Bullying may be hard to define formally (where do you draw the line between exhorting a student and being excessively demanding?), but it should be possible for an institution to put brakes on people who damage others, even without sacking them. Where a supervisor repeatedly demeans students under their care, surely it should be possible to ensure that they are not permitted to take on new students for a year or two while they learn the error of their ways and realise there are consequences of inappropriate behaviour. That someone, who I know has been investigated for bullying within a University, can still be in post and be described to me by a former researcher in their team as ‘neither a misogynist nor a racist, he just bullies everyone’ is an absolute condemnation of the system as it currently stands. Often it does feel as if an institution will support those who bring in the research cash, regardless of the devastation they may wreak on those in their teams.
In his review of the book, Ball remarks that
“Elkins-Tanton’s memoir joins a small group that is reconfiguring the way science is presented and framed: not as a triumphant march of discovery but as an intimate journey in which researchers navigate their own dilemmas, struggles and traumas at the same time as they try to expand our knowledge of the physical world.”

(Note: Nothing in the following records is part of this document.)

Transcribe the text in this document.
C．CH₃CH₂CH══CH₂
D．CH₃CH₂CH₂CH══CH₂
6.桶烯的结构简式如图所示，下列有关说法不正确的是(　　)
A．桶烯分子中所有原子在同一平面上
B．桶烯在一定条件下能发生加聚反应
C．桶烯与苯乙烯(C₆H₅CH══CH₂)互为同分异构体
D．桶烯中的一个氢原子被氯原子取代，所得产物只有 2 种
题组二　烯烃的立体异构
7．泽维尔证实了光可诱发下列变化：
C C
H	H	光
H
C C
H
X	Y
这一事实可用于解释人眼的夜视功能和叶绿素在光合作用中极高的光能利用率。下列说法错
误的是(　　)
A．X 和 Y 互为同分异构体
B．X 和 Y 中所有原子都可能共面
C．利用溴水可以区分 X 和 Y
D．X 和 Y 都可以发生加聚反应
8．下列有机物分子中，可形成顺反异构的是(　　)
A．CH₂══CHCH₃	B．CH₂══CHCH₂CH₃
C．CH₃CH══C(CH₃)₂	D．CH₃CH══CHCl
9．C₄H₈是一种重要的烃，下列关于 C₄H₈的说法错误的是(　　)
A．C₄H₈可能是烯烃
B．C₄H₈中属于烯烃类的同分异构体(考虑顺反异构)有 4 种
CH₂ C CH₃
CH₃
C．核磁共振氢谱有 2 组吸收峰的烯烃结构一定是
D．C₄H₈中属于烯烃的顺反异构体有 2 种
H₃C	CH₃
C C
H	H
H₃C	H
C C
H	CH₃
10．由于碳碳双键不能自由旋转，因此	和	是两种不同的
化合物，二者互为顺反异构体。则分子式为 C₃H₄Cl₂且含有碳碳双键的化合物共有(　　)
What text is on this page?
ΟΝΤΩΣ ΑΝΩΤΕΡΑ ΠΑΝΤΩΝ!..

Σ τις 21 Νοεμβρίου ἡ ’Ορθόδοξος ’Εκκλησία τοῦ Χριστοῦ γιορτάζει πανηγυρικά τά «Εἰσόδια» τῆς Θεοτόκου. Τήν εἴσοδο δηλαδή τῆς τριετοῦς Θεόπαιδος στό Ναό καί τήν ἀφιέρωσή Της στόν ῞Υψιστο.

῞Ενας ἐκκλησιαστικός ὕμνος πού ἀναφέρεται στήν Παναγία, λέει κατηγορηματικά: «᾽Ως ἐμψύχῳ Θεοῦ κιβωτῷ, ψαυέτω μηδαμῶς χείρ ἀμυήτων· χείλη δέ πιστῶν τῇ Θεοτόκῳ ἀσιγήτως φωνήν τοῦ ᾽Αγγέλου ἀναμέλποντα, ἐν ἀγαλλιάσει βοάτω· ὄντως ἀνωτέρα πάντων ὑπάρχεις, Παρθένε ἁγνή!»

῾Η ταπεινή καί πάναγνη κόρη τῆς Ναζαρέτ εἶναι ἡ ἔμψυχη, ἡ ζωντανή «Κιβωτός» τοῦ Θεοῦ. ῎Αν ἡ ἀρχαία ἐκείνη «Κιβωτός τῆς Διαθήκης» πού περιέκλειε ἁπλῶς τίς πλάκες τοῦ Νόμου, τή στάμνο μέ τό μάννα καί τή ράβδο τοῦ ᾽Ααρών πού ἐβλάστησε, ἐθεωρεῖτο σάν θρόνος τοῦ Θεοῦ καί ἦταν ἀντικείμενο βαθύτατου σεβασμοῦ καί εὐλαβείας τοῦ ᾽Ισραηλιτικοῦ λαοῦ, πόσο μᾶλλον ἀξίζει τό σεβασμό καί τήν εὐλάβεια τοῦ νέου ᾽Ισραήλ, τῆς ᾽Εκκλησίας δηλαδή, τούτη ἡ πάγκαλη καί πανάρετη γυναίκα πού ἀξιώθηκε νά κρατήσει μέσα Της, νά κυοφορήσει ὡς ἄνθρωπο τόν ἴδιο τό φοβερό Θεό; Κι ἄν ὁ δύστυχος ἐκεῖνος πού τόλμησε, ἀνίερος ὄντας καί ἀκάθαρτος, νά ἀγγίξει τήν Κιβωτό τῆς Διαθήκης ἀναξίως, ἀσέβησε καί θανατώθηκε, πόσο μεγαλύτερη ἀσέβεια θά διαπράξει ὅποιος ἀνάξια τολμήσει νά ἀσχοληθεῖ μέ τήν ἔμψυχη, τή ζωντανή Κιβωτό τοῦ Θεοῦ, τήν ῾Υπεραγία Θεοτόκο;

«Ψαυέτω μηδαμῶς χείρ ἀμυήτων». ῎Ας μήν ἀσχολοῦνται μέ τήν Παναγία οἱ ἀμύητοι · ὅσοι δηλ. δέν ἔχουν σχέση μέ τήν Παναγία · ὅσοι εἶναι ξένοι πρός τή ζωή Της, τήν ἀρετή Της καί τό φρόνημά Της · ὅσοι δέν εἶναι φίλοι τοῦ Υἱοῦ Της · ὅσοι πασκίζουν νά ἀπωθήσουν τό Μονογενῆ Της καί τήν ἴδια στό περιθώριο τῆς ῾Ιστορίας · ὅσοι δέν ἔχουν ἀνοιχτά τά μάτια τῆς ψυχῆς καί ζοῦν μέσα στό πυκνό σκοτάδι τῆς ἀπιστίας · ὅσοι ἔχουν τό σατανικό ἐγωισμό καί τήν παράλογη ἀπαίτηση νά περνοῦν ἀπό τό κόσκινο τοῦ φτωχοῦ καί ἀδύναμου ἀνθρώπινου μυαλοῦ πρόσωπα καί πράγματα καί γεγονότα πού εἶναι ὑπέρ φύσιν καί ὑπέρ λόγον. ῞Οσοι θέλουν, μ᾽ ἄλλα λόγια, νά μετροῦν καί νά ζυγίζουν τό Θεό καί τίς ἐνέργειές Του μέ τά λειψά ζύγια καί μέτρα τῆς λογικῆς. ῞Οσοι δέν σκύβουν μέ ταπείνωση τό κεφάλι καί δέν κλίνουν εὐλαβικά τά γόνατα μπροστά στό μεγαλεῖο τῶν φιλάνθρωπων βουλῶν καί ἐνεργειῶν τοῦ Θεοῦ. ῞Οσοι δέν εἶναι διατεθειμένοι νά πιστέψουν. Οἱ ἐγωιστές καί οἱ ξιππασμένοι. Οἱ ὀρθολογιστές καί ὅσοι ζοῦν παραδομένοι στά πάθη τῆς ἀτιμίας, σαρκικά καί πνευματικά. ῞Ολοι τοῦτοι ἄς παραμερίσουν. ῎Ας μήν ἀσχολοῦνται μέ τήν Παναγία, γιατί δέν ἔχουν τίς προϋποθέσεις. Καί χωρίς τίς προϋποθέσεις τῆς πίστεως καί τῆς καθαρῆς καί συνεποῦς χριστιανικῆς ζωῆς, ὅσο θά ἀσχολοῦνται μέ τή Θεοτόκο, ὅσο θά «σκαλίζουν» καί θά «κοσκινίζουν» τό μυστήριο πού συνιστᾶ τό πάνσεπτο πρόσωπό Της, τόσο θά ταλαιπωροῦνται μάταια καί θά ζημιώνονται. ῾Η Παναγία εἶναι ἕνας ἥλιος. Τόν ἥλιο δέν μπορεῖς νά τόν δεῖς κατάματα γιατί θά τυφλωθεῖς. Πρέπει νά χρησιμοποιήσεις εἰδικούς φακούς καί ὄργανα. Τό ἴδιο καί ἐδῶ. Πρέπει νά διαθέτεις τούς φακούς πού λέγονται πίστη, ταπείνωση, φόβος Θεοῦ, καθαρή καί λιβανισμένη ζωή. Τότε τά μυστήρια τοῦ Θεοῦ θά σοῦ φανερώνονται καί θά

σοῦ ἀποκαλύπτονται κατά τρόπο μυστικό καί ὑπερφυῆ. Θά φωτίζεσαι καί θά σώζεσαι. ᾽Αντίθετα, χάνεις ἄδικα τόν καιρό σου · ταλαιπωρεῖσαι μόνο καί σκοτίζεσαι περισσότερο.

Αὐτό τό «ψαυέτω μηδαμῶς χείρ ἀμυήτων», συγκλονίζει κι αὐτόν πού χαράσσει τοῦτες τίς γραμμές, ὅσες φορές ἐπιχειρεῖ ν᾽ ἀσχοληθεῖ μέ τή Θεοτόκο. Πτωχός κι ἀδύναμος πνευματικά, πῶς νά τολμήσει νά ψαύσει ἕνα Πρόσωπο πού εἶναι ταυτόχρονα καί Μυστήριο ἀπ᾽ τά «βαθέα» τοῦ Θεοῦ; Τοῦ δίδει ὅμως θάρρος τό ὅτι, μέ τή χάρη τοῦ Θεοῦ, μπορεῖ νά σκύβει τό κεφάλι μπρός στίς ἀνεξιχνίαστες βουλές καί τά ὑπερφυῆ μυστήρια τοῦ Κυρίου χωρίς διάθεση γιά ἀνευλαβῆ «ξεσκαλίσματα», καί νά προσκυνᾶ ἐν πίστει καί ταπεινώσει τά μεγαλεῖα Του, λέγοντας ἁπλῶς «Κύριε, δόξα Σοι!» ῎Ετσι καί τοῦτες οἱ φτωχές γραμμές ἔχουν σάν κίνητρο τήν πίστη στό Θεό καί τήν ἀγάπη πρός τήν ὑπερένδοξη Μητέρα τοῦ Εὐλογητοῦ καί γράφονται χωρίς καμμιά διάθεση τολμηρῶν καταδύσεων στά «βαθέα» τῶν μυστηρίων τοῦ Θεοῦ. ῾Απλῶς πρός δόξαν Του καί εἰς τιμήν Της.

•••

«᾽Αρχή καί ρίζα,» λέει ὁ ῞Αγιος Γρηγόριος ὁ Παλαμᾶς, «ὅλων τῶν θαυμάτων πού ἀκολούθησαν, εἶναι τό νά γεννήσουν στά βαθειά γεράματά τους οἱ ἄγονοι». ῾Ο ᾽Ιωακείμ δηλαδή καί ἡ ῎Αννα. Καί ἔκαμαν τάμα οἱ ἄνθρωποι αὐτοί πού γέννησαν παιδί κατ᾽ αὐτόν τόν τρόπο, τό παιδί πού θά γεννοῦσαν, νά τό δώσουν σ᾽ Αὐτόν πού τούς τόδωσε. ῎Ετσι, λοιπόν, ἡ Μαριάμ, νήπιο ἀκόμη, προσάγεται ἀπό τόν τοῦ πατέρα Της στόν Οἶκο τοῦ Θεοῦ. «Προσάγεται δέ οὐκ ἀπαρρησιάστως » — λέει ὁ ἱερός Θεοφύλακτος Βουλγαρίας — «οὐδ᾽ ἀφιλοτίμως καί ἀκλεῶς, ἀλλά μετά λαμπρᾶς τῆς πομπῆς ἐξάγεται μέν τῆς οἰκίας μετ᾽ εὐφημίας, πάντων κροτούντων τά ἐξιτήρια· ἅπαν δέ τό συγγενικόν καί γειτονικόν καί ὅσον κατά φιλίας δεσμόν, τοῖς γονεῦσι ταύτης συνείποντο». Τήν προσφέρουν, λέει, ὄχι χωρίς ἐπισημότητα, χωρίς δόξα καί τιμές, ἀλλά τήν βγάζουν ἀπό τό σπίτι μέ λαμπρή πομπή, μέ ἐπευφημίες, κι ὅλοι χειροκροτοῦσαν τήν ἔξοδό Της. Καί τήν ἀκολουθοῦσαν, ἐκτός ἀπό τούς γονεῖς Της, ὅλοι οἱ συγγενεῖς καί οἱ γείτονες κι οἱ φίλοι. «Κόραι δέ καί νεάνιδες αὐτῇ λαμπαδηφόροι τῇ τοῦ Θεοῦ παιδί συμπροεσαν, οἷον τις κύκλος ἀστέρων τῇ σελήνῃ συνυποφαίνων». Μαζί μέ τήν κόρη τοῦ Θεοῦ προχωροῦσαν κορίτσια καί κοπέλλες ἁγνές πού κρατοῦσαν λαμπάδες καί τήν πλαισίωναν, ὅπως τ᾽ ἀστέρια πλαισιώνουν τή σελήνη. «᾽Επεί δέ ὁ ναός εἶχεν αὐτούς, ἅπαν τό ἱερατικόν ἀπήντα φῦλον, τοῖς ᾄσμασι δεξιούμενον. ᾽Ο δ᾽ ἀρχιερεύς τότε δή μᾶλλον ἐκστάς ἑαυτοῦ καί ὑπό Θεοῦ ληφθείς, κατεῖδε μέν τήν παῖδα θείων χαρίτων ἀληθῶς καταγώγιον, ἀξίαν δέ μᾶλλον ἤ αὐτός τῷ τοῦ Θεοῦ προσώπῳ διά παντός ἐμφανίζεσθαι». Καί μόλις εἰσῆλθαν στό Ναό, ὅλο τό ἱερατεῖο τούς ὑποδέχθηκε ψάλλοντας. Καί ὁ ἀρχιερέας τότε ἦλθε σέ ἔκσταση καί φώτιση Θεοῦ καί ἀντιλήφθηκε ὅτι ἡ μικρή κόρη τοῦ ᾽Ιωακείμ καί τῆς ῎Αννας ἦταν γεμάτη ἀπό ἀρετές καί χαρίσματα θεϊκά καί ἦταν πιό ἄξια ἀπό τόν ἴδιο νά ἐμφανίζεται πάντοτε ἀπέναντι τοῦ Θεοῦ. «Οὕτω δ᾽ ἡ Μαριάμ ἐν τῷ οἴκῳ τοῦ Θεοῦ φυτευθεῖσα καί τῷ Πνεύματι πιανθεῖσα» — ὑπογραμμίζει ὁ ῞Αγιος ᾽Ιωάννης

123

He also notes that these memoirs typically come from the pen of a woman. It is an interesting point. Do men not want to admit to the fact that they are vulnerable, and that the default way of doing science – constructed by white men over the last century and a half within universities – has its failings? If I compare the two books by E.O. Wilson (Letters to a Young Scientist) and, much earlier, by Peter Medawar (Advice to a Young Scientist), it is clear how much Wilson falls into the camp of believing in mastery and being self-serving in order to succeed, whereas Medawar comes across as much more humane. (I commented on this comparison previously.) However, Medawar’s own memoir (Memoir of a Thinking Radish) does not come across exhibiting much vulnerability at his core. We perhaps will have to wait longer for a memoir from a male scientist written with as much humanity, as well as interest and insight, as Elkins-Tanton’s.